Taking into account all previous observations, Facchin and Maffioletti28 performed another test-retest comparison, using the clinical version of the test, and not the parallel form of DEM used in the previously cited study.31 They found high values for VT and AHT, medium to high for Ratio, and medium for Errors. Conversely, they confirmed the presence of a significant improvement in performance (mean bias) in the second session for VT, AHT, and Ratio and provided the minimum change in percentile for a significant result. However, the so-called learning effect (an improvement in the second session) was lower than was previously found.
In summary, the DEM test shows high correlation values but conversely poor agreement between sessions due to an improvement of performance over session. Even though this learning effect appears clear in different studies, the second edition of the manual gives a solution. Richman suggests a retest of the vertical and/or horizontal part in the case of a low score.
This problem of agreement affects not only repeatability itself but also normative data. The suggestion of Richman is clinically correct, but it is necessary to take into account the fact that normative data were built for the first administration.

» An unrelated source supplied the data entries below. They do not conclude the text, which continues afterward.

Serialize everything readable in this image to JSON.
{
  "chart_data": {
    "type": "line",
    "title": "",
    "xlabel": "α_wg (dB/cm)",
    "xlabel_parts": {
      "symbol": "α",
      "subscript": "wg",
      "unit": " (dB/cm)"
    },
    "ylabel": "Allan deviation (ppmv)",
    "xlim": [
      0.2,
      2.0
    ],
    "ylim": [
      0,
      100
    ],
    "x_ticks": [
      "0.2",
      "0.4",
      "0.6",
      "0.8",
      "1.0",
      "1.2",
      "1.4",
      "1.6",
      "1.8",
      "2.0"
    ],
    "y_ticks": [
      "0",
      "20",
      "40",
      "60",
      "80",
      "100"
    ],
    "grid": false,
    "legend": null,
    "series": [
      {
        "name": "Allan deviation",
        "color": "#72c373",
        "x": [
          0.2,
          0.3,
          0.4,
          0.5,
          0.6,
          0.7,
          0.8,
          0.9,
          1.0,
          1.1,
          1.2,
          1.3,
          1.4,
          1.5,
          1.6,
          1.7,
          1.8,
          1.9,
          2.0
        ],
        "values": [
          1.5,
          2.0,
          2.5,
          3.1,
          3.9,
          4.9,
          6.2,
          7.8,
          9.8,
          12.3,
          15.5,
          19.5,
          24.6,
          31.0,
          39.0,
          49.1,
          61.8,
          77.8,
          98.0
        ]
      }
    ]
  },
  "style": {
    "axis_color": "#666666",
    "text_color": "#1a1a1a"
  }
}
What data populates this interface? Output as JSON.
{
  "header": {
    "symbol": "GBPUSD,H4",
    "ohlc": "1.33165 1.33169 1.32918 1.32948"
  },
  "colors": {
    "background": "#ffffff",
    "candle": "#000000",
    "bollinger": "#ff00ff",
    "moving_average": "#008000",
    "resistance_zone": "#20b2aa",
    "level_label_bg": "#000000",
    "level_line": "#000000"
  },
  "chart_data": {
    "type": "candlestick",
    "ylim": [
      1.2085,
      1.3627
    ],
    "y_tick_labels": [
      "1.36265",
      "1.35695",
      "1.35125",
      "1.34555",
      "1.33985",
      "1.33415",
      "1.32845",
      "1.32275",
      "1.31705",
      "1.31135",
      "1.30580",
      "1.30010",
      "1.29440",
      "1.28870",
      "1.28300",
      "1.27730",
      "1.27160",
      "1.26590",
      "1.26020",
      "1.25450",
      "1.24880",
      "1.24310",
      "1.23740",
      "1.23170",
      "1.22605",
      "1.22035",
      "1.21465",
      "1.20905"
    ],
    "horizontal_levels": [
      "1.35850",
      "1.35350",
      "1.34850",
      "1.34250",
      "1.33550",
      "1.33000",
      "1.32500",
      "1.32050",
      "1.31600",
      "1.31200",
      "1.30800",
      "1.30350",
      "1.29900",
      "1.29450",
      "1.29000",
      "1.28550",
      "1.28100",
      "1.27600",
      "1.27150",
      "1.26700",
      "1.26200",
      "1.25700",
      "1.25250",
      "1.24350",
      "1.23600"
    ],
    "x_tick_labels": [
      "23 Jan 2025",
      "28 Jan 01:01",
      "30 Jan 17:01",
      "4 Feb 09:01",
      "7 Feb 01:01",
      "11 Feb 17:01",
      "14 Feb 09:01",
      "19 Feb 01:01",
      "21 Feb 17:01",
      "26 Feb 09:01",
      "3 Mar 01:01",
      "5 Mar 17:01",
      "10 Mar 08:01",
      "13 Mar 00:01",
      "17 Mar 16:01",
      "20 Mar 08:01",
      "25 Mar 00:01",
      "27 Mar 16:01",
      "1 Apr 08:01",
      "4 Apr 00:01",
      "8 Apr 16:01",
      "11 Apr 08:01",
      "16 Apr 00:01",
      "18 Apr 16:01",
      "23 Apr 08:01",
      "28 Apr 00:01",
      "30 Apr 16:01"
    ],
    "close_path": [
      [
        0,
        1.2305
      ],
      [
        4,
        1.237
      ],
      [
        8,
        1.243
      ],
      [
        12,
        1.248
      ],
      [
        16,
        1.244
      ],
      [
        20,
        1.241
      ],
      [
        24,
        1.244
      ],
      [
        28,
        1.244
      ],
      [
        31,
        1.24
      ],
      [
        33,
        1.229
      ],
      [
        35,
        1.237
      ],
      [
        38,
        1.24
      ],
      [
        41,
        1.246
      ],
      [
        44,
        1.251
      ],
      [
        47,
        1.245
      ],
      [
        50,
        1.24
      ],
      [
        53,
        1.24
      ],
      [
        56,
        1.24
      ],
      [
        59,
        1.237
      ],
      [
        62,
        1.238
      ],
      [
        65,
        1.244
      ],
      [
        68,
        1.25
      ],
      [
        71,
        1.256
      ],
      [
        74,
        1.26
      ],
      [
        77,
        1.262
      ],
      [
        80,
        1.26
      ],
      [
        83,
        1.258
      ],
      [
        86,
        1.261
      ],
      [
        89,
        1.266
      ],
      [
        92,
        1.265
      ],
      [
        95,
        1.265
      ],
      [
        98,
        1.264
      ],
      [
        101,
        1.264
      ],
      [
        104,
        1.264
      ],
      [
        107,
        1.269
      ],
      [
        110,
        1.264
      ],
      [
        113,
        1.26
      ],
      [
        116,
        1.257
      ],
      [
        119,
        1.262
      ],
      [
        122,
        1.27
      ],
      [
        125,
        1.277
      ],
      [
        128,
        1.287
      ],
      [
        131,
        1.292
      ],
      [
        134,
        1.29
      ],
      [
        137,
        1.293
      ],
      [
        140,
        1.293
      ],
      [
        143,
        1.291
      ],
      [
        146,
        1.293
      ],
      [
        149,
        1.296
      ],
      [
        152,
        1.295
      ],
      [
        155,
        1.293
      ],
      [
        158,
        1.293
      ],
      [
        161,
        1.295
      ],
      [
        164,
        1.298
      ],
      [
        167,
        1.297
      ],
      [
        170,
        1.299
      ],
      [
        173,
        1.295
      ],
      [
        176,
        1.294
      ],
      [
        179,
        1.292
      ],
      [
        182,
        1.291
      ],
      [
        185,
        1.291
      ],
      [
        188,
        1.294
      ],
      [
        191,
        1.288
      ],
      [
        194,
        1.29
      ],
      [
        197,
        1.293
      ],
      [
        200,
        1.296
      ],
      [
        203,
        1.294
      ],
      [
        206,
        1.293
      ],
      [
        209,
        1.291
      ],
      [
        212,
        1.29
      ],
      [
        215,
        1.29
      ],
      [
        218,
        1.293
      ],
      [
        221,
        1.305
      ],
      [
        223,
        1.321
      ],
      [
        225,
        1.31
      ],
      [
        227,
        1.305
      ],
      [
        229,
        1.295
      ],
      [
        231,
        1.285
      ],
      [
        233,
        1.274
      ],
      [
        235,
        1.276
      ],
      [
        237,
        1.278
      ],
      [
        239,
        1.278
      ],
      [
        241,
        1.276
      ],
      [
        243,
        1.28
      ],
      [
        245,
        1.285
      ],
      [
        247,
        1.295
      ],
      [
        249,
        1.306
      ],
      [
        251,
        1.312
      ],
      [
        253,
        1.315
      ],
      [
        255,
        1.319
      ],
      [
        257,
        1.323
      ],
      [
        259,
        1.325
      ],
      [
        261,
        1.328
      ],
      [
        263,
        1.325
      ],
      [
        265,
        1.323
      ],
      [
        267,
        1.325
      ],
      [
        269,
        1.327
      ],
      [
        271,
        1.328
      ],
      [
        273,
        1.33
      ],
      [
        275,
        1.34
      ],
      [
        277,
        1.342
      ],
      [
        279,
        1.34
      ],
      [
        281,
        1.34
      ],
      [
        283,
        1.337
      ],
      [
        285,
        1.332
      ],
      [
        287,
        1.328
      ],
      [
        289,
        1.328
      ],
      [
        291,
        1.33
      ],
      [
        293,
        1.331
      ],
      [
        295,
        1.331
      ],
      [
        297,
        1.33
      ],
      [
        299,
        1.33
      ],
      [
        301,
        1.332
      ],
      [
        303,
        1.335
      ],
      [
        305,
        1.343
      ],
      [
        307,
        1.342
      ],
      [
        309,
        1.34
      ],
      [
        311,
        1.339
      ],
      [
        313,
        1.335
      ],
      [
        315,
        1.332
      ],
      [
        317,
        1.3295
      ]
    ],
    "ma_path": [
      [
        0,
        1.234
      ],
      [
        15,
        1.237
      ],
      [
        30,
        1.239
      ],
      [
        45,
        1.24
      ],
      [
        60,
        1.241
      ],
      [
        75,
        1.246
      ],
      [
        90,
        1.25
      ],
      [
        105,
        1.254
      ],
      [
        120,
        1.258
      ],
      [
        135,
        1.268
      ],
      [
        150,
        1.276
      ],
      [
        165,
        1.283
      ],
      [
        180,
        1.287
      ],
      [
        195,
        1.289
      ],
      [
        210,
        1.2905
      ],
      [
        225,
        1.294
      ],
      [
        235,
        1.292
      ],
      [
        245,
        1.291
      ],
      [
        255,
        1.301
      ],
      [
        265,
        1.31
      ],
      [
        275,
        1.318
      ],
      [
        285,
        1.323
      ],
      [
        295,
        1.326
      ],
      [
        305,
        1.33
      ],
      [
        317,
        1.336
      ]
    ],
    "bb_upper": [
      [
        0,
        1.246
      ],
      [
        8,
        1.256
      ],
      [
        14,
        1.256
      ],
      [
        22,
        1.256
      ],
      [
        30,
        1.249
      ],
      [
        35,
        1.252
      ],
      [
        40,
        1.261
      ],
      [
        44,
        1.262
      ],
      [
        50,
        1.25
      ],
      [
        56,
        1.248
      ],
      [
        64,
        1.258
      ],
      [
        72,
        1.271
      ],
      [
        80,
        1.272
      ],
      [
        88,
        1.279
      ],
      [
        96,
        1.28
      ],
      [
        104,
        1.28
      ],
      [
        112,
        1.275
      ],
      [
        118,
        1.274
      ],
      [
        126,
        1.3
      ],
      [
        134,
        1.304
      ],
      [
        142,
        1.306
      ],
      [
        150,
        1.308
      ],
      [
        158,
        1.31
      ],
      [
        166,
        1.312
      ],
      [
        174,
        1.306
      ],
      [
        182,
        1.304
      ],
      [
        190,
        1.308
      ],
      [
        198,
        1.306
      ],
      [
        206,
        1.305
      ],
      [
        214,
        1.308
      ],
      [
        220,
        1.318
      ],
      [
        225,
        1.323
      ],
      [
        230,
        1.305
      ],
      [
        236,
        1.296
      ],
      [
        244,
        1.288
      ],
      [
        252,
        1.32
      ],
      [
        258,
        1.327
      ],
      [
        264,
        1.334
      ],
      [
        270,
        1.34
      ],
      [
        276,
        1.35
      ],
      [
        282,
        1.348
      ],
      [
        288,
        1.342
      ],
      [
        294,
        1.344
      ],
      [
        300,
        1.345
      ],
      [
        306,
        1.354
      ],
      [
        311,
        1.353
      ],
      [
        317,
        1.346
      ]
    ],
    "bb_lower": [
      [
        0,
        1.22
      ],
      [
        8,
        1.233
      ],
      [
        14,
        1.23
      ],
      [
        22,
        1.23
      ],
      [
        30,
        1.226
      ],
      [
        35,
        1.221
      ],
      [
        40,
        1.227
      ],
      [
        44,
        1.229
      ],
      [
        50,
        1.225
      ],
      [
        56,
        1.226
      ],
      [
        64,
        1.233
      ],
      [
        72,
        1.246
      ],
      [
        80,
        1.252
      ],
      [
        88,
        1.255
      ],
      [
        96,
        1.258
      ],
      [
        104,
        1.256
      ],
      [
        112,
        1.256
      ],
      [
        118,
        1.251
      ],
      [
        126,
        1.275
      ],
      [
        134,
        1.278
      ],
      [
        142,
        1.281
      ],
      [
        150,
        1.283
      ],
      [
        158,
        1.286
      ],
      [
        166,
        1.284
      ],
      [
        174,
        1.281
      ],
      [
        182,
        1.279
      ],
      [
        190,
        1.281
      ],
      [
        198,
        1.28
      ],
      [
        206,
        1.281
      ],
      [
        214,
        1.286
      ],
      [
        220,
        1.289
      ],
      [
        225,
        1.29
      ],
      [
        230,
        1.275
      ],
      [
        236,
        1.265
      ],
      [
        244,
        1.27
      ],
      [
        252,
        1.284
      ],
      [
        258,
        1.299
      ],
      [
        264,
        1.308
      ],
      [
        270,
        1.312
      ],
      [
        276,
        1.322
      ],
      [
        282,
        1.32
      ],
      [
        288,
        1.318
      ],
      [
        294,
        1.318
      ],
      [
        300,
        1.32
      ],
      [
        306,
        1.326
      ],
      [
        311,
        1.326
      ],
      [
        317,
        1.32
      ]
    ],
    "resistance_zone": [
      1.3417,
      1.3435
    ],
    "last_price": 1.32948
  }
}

The last clinical suggestion is to take into account that this limitation and interpretation of results (and improvement after session or therapy) has to be performed with prior knowledge of this problem of agreement.
This learning-effect problem also affects the King Devick test because it is very similar.64 The repeatability and agreement of the KD test show the same general behavior. Correlations (ICC) were high, but there is a significant improvement in performance in the second administration (reduced time of execution). The authors concluded that learning effects occur for the familiarity with the test. They recommended limiting the comparison of the results that should be made with the individual baseline performance, rather than with normative data.
The selection of an appropriate instrument must take into account its strengthens and limitations and also with awareness these points.42
Different instruments have been developed for a specific purpose, but this could evolve with time and experience. The DEM test has demonstrated its use in developmental-age applications, compared to King Devick which has been used in stroke, sport, and concussion.65–67 Nevertheless, since research and application cannot be limited, these differences in clinical use have become less significant,22,68 and DEM and KD could coexist in the same field of application.
Based on these considerations, the future use of the DEM test could involve stroke and other neurological patients.69,70 For these reasons, there is a requirement for specific adult norms and the investigation of the application and usefulness in these specific deficits.71 In longer term, taking into account the Scheiman and Rouse three-component model of vision,72,73 the DEM test could not only establish its position but also become part of a wide psychometric battery of eye movement tests together with other tests, such as NSUCO, Groffman visual tracing74 and others.
The author reports no conflicts of interest in this work.